AProNet: Detecting Objects with Precise Orientation from Aerial Images
This is the repository of paper "AProNet: Detecting Objects with Precise Orientation from Aerial Images"
Installation
Requirements
Python: 3.6
PyTorch: 1.2.0
CUDA: 9.2
CUDNN: 7.6.2
Installation
a. Create a conda virtual environment and activate it.
conda create --name AProNet python=3.6 -y
conda activate AProNet
b. Install PyTorch.
conda install pytorch==1.2.0 torchvision==0.4.0 cudatoolkit=9.2 -c pytorch
c. Clone the geovision-AProNet repository
git clone https://github.com/ZhWL123456/geovision-AProNet.git
workdir=./geovision-AProNet
d. Compile the poly_nms
:
cd ${workdir}/maskrcnn_benchmark/utils/poly_nms
python setup.py build_ext --inplace
d. Compile the DOTA-devikit
dependency:
sudo apt-get install swig
cd ${workdir}/maskrcnn_benchmark/DOTA_devkit/polyiou
swig -c++ -python csrc/polyiou.i
python setup.py build_ext --inplace
Setting the datasets
a. Prepare your dataset as the status format.
This project use the json annotation file with COCO format.
Make your directory layout like this:
${data-dir}
└── trainset
├── images
│ ├── 1.png
│ └── 2.png
└── labelTxt
├── 1.txt
└── 2.txt
A example of the *.txt files ('1' means the object is difficult):
x1 y1 x2 y2 x3 y3 x4 y4 plane 0
x1 y1 x2 y2 x3 y3 x4 y4 harbor 1
Run the following Python snippet, and it will generate the json annotation file:
from txt2json import collect_unaug_dataset, convert
img_dic = collect_unaug_dataset( os.path.join( "trainset", "labelTxt" ) )

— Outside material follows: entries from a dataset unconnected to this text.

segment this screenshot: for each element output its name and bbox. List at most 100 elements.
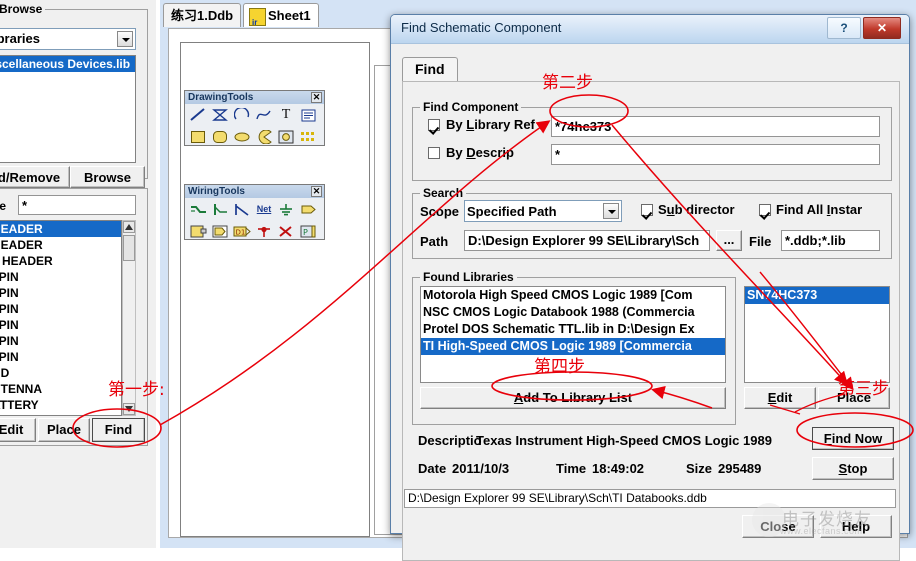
drawing-tools-row-1: T <box>185 104 324 126</box>
list-item[interactable]: Protel DOS Schematic TTL.lib in D:\Desig… <box>421 321 725 338</box>
list-item[interactable]: Motorola High Speed CMOS Logic 1989 [Com <box>421 287 725 304</box>
svg-text:P: P <box>303 228 308 237</box>
wire-icon[interactable] <box>231 199 253 219</box>
polygon-icon[interactable] <box>209 105 231 125</box>
list-item[interactable]: NTENNA <box>0 381 121 397</box>
place-button[interactable]: Place <box>38 418 90 442</box>
sub-directories-checkbox[interactable] <box>641 204 653 216</box>
add-remove-button[interactable]: d/Remove <box>0 166 70 188</box>
list-item[interactable]: NSC CMOS Logic Databook 1988 (Commercia <box>421 304 725 321</box>
tab-sheet1[interactable]: ir Sheet1 <box>243 3 319 27</box>
bus-icon[interactable] <box>187 199 209 219</box>
list-item[interactable]: 0PIN <box>0 285 121 301</box>
close-icon[interactable]: ✕ <box>311 186 322 197</box>
wiring-tools-toolbar[interactable]: WiringTools ✕ Net D1 P <box>184 184 325 240</box>
by-library-ref-label: By Library Ref <box>446 117 535 132</box>
scroll-up-arrow[interactable] <box>123 221 135 233</box>
list-item[interactable]: HEADER <box>0 237 121 253</box>
dialog-titlebar[interactable]: Find Schematic Component ? ✕ <box>391 15 909 44</box>
wiring-tools-title: WiringTools ✕ <box>185 185 324 198</box>
chevron-down-icon[interactable] <box>117 31 133 47</box>
time-value: 18:49:02 <box>592 461 645 476</box>
list-item[interactable]: 4PIN <box>0 317 121 333</box>
list-item[interactable]: 0PIN <box>0 349 121 365</box>
list-item[interactable]: iscellaneous Devices.lib <box>0 56 135 72</box>
find-now-button[interactable]: Find Now <box>812 427 894 450</box>
edit-button[interactable]: Edit <box>0 418 36 442</box>
browse-button[interactable]: Browse <box>70 166 145 188</box>
ellipse-icon[interactable] <box>231 127 253 147</box>
part-icon[interactable]: D1 <box>231 221 253 241</box>
add-to-library-list-button[interactable]: Add To Library List <box>420 387 726 409</box>
drawing-tools-toolbar[interactable]: DrawingTools ✕ T <box>184 90 325 146</box>
find-all-instances-checkbox[interactable] <box>759 204 771 216</box>
find-component-group-label: Find Component <box>420 100 522 114</box>
scope-value: Specified Path <box>467 204 557 219</box>
find-schematic-component-dialog: Find Schematic Component ? ✕ Find Find C… <box>390 14 910 561</box>
component-edit-button[interactable]: Edit <box>744 387 816 409</box>
size-value: 295489 <box>718 461 762 476</box>
find-button[interactable]: Find <box>92 418 145 442</box>
browse-path-button[interactable]: ... <box>716 230 742 251</box>
graphic-icon[interactable] <box>275 127 297 147</box>
rectangle-icon[interactable] <box>187 127 209 147</box>
list-item[interactable]: HEADER <box>0 221 121 237</box>
path-input[interactable]: D:\Design Explorer 99 SE\Library\Sch <box>464 230 710 251</box>
help-caption-button[interactable]: ? <box>827 17 861 39</box>
array-icon[interactable] <box>297 127 319 147</box>
found-components-listbox[interactable]: SN74HC373 <box>744 286 890 383</box>
tab-find[interactable]: Find <box>402 57 458 82</box>
scope-combo[interactable]: Specified Path <box>464 200 622 222</box>
by-description-checkbox[interactable] <box>428 147 440 159</box>
by-library-ref-checkbox[interactable] <box>428 119 440 131</box>
list-item[interactable]: 0PIN <box>0 333 121 349</box>
tab-ddb[interactable]: 练习1.Ddb <box>163 3 242 27</box>
list-item[interactable]: ELL <box>0 413 121 415</box>
filter-input[interactable]: * <box>18 195 136 215</box>
pcb-directive-icon[interactable]: P <box>297 221 319 241</box>
stop-button[interactable]: Stop <box>812 457 894 480</box>
description-input[interactable]: * <box>551 144 880 165</box>
drawing-tools-row-2 <box>185 126 324 148</box>
filter-label: lte <box>0 199 7 213</box>
library-ref-input[interactable]: *74hc373 <box>551 116 880 137</box>
text-icon[interactable]: T <box>275 105 297 125</box>
list-item[interactable]: ATTERY <box>0 397 121 413</box>
scroll-thumb[interactable] <box>123 235 135 261</box>
watermark-url: www.elecfans.com <box>780 526 863 536</box>
net-label-icon[interactable]: Net <box>253 199 275 219</box>
chevron-down-icon[interactable] <box>603 203 619 219</box>
library-scope-combo[interactable]: ibraries <box>0 28 136 50</box>
browse-group-label: Browse <box>0 2 46 16</box>
search-group-label: Search <box>420 186 467 200</box>
close-icon[interactable]: ✕ <box>311 92 322 103</box>
bezier-icon[interactable] <box>253 105 275 125</box>
round-rect-icon[interactable] <box>209 127 231 147</box>
tab-ddb-label: 练习1.Ddb <box>171 8 234 23</box>
junction-icon[interactable] <box>253 221 275 241</box>
close-icon: ✕ <box>876 21 888 35</box>
sheet-entry-icon[interactable] <box>209 221 231 241</box>
list-item[interactable]: ND <box>0 365 121 381</box>
list-item[interactable]: 2 HEADER <box>0 253 121 269</box>
power-port-icon[interactable] <box>275 199 297 219</box>
close-caption-button[interactable]: ✕ <box>863 17 901 39</box>
sheet-icon: ir <box>249 8 266 27</box>
sheet-symbol-icon[interactable] <box>187 221 209 241</box>
bus-entry-icon[interactable] <box>209 199 231 219</box>
list-item[interactable]: 5PIN <box>0 269 121 285</box>
list-item[interactable]: SN74HC373 <box>745 287 889 304</box>
no-erc-icon[interactable] <box>275 221 297 241</box>
found-libraries-group-label: Found Libraries <box>420 270 517 284</box>
arc-icon[interactable] <box>231 105 253 125</box>
port-icon[interactable] <box>297 199 319 219</box>
scroll-down-arrow[interactable] <box>123 403 135 415</box>
file-input[interactable]: *.ddb;*.lib <box>781 230 880 251</box>
component-listbox[interactable]: HEADERHEADER2 HEADER5PIN0PIN5PIN4PIN0PIN… <box>0 220 122 416</box>
sub-directories-label: Sub director <box>658 202 735 217</box>
library-listbox[interactable]: iscellaneous Devices.lib <box>0 55 136 163</box>
pie-icon[interactable] <box>253 127 275 147</box>
list-item[interactable]: 5PIN <box>0 301 121 317</box>
line-icon[interactable] <box>187 105 209 125</box>
text-frame-icon[interactable] <box>297 105 319 125</box>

convert( img_dic, "trainset", os.path.join( "trainset", "train.json" ) )
b. Edit the file maskrcnn_benchmark/config/paths_catalog.py
(from line7 to 17) to set the dir of datasets.
DATA_DIR = "datasets" #need to change
DATASETS = {
"dota_trainval_cut": {
"img_dir": "${dataset}/trainval_cut/images", #need to change
"ann_file": "${dataset}/trainval_cut/trainval_cut.json" #need to change
},
"dota_test_cut": {
"img_dir": "${dataset}/test_cut/images", #need to change
"ann_file": "${dataset}/test_cut/test_cut.json" #need to change
},
}
c. If your dataset is DOTA(options):
For DOTA, you need to run the scripts XX
to split the original images into chip images (e.g., 1024*1024), and convert annotations to mmdet's format.